À l’occasion de la cérémonie solennelle de remise des distinctions du Concours général sénégalais 2026, le professeur Papa Fary Seye, égyptologue, écrivain et enseignant d’histoire-géographie à Diourbel, a livré un discours d’usage placé sous le signe de l’excellence, des valeurs citoyennes et de la responsabilité collective. « Réussir pour servir », le message fort de Papa Fary Seye aux lauréats.
S’exprimant devant le chef de l’État, les autorités éducatives, les enseignants et les lauréats, le professeur Seye a souligne que l’année 2026 restera une année « de convergence historique » pour le Sénégal, avec trois grands rendez-vous : les 65 ans du Concours général, l’organisation des Jeux olympiques de la jeunesse Dakar 2026, premiers JOJ sur le sol africain, et la refondation du système éducatif portée par l’Agenda de transformation Sénégal 2050.
Refonder le sens du bien commun
Autour du thème : « Le Sénégal à l’heure des JOJ 2026 : refonder le sens du bien commun à l’école des valeurs olympiques », le professeur a développé une réflexion sur les défis auxquels fait face la société sénégalaise.
A l’en croire, « refonder » signifie revenir aux fondements essentiels d’une société lorsque ceux-ci deviennent fragiles. Il a notamment évoqué « les inégalités qui se creusent, l’intolérance, les dérives des réseaux sociaux, les incivilités et les logiques de réussite individuelle au détriment du collectif ».
Pour le professeur Fary Seye, le bien commun représente « ce qui nous unit au-delà de nos différences, ce qui appartient à tous et dont chacun est responsable ».
Les valeurs olympiques comme école de citoyenneté
L’enseignant a insisté sur les trois grandes valeurs de l’olympisme : l’excellence, le respect et l’amitié.
L’excellence, a-t-il expliqué, ne consiste pas à être supérieur aux autres, mais à devenir « la meilleure version de soi-même ». Une valeur qui trouve, selon lui, tout son sens dans le Concours général.
S’adressant aux lauréats, il a rappelé que leur réussite est le fruit « du travail, de la discipline et de la persévérance ». Il a cité le jeune Ameth Babou, meilleur élève du Concours général 2026, qui affirme vouloir « donner le meilleur de lui-même pour pouvoir servir le Sénégal ».

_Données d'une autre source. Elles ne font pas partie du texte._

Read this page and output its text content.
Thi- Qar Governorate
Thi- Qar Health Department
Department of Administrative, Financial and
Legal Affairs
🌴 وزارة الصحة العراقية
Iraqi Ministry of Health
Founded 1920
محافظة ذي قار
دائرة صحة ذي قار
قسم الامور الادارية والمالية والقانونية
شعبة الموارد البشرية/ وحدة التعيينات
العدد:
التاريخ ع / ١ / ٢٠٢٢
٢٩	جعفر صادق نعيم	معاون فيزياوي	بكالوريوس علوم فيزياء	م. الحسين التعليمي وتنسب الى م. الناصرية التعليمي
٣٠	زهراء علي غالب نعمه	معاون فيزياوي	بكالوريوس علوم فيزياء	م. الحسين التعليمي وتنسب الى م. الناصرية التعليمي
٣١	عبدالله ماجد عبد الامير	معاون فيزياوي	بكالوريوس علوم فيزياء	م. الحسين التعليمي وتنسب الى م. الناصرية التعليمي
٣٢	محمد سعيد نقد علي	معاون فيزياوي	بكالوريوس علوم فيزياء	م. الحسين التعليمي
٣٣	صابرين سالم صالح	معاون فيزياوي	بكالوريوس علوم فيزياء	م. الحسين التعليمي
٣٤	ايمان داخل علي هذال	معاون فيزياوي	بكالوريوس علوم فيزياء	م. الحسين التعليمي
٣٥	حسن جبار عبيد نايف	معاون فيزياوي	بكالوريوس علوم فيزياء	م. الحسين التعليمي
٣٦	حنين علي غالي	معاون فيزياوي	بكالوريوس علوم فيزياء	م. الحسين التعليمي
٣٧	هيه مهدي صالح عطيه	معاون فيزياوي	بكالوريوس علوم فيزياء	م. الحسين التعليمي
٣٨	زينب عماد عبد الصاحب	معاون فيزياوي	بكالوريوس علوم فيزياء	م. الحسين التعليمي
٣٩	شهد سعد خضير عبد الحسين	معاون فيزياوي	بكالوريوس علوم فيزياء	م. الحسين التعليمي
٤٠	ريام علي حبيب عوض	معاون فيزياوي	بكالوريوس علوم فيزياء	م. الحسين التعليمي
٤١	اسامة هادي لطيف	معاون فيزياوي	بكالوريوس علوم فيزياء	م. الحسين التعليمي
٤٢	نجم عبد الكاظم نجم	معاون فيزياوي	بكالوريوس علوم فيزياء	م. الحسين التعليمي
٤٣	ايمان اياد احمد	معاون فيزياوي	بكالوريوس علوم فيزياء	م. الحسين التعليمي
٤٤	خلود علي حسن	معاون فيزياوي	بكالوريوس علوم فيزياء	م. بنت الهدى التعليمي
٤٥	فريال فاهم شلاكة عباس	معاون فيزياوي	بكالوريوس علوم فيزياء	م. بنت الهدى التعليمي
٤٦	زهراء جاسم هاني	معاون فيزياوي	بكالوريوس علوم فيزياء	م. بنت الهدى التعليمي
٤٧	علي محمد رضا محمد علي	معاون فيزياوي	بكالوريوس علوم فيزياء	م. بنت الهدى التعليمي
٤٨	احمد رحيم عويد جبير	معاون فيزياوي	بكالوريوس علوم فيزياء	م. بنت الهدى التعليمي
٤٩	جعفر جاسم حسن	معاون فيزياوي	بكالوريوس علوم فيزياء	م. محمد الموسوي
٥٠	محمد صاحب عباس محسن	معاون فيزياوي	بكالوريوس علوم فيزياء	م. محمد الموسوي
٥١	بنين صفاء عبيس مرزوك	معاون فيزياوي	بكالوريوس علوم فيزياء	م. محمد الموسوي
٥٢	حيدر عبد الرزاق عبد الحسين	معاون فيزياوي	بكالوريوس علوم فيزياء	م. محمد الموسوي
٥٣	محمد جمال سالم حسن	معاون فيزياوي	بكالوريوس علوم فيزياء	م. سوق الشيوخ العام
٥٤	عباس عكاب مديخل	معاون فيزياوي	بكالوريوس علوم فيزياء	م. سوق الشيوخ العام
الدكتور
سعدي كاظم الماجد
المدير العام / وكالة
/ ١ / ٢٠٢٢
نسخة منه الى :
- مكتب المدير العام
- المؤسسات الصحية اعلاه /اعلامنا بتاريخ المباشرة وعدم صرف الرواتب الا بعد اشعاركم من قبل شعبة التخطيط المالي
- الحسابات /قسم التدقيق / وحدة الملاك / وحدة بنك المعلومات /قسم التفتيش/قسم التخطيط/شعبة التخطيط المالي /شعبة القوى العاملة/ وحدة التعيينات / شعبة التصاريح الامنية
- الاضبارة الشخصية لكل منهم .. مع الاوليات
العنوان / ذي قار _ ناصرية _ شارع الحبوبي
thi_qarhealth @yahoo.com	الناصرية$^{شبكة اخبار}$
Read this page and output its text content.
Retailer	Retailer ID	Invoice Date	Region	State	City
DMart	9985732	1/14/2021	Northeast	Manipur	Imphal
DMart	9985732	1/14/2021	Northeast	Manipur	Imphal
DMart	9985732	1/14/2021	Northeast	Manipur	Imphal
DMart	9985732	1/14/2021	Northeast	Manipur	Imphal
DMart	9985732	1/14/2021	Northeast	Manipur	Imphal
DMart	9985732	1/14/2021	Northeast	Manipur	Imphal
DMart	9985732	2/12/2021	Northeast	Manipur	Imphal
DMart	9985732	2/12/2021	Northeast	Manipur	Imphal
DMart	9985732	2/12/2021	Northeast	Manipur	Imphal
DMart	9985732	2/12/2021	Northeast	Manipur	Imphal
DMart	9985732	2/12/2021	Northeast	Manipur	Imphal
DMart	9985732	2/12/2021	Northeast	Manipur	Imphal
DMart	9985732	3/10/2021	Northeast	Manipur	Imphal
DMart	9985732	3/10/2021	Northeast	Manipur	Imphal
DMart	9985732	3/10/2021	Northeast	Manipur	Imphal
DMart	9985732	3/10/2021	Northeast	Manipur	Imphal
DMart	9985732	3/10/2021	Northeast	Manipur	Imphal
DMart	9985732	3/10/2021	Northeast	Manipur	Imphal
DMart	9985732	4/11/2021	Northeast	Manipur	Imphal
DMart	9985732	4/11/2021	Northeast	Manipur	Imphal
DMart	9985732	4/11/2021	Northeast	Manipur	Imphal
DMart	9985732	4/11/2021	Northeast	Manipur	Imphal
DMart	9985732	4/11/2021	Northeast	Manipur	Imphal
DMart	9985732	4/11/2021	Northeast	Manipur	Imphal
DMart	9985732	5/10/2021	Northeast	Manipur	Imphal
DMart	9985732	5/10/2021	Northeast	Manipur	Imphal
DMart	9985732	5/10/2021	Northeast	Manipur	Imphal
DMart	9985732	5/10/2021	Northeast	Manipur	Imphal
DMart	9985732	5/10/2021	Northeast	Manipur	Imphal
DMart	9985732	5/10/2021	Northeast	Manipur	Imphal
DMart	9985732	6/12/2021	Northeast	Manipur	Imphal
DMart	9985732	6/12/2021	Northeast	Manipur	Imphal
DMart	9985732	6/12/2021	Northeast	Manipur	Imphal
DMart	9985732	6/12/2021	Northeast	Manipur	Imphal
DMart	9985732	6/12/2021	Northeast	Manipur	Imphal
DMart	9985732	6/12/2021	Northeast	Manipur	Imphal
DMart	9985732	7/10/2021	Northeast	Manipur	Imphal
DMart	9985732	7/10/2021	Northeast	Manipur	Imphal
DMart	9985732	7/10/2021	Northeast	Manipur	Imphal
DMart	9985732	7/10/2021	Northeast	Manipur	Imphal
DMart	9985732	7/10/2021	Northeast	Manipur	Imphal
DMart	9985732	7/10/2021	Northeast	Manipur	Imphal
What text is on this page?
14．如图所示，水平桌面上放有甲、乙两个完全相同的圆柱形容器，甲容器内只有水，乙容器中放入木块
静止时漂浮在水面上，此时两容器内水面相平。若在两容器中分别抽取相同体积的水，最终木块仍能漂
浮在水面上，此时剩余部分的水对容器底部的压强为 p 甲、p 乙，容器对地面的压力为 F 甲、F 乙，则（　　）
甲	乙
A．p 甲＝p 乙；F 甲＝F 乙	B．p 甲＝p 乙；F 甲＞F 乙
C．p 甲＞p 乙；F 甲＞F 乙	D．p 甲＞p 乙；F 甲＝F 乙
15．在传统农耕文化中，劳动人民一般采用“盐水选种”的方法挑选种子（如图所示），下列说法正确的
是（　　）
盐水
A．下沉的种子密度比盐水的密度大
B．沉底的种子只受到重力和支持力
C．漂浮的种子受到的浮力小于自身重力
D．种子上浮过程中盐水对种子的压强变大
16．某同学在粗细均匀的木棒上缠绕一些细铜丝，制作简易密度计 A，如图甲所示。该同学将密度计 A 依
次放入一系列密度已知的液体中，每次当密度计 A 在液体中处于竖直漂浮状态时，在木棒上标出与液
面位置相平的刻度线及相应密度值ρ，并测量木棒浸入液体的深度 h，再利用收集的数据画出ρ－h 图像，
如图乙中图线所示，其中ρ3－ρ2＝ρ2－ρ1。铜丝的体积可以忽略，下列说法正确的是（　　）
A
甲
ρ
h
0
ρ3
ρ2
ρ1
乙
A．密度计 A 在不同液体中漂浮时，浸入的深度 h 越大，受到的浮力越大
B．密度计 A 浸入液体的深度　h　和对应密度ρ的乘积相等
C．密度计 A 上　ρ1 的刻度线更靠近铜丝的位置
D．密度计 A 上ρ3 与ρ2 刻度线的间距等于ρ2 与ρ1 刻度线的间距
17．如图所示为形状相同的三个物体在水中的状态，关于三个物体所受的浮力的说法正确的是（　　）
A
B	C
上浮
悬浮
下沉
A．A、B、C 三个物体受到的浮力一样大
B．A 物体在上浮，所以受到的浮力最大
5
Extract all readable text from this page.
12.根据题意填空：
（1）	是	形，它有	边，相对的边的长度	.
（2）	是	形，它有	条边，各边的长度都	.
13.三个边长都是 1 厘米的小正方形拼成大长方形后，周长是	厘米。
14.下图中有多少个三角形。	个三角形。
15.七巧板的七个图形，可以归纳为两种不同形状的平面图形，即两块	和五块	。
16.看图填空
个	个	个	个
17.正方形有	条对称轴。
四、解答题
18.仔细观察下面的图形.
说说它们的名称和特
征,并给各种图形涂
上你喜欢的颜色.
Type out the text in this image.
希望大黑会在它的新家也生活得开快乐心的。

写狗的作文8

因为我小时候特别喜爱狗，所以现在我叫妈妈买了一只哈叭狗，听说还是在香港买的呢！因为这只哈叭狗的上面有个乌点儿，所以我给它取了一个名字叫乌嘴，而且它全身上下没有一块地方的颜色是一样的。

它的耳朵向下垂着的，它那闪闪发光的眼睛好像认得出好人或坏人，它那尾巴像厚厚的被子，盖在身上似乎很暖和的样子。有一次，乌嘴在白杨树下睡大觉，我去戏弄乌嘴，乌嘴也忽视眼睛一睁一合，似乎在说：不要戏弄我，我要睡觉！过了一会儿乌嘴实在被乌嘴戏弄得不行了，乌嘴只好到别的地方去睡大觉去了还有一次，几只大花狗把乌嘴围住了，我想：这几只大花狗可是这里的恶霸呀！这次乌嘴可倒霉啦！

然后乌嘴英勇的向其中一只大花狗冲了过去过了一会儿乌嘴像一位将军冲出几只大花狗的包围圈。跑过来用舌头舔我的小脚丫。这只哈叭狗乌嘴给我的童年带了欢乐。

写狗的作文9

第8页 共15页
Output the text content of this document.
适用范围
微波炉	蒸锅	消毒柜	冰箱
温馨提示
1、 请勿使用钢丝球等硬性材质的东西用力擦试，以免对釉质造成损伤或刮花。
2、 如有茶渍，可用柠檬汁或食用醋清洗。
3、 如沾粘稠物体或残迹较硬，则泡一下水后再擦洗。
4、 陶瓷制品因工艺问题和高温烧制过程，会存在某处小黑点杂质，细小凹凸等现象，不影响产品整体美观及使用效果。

Le respect, deuxième pilier olympique, constitue selon lui « le fondement de toute vie en société », à travers le respect des lois, des institutions et de la dignité humaine.
Quant à l’amitié, elle doit permettre de construire « une culture de la rencontre et de la fraternité », dans un monde marqué par les divisions.
L’école, « rempart de civilisation »
Papa Fary Seye a placé l’école au cœur de la transmission des valeurs. Pour lui, l’établissement scolaire ne doit pas seulement transmettre des connaissances, mais former des citoyens capables « de vivre ensemble, d’exercer leurs droits avec responsabilité et de participer activement à la vie de la cité ».
Il a également mis en avant le rôle du sport scolaire dans l’apprentissage de la coopération, du respect des règles et de l’esprit d’équipe.
Le professeur a salué la nouvelle orientation du ministère de l’Éducation nationale visant à transformer le système éducatif en une « société éducative », notamment à travers l’initiative ADIT (Apprentissage des valeurs, développement intégral et transformation humaniste de l’éducation).
Hommage aux familles et aux enseignants
Aux familles des lauréats, il a rendu hommage pour « leur affection, leur protection et leurs sacrifices ». Aux enseignants, il a adressé une reconnaissance particulière, les qualifiant « d’infatigables soldats du savoir ».
« Derrière chaque récompense reçue aujourd’hui, il y a un enseignant encadreur qui a cru en un élève et l’a aidé à aller plus loin », a-t-il souligné.
Un message aux jeunes : réussir pour servir
Pour ne pas conclure, le professeur Fary Sow a invité la jeunesse sénégalaise à conjuguer talent et responsabilité.
« Le plus précieux héritage des JOJ Dakar 2026 sera celui qu’on ne pourra ni photographier ni comptabiliser : celui des consciences transformées, des comportements renouvelés et des valeurs durablement enracinées », a-t-il déclaré.
Pour lui, l’objectif ultime reste de bâtir « un Sénégal souverain, juste et prospère », où l’excellence ne serait pas une fin en soi, mais un moyen de servir la communauté nationale.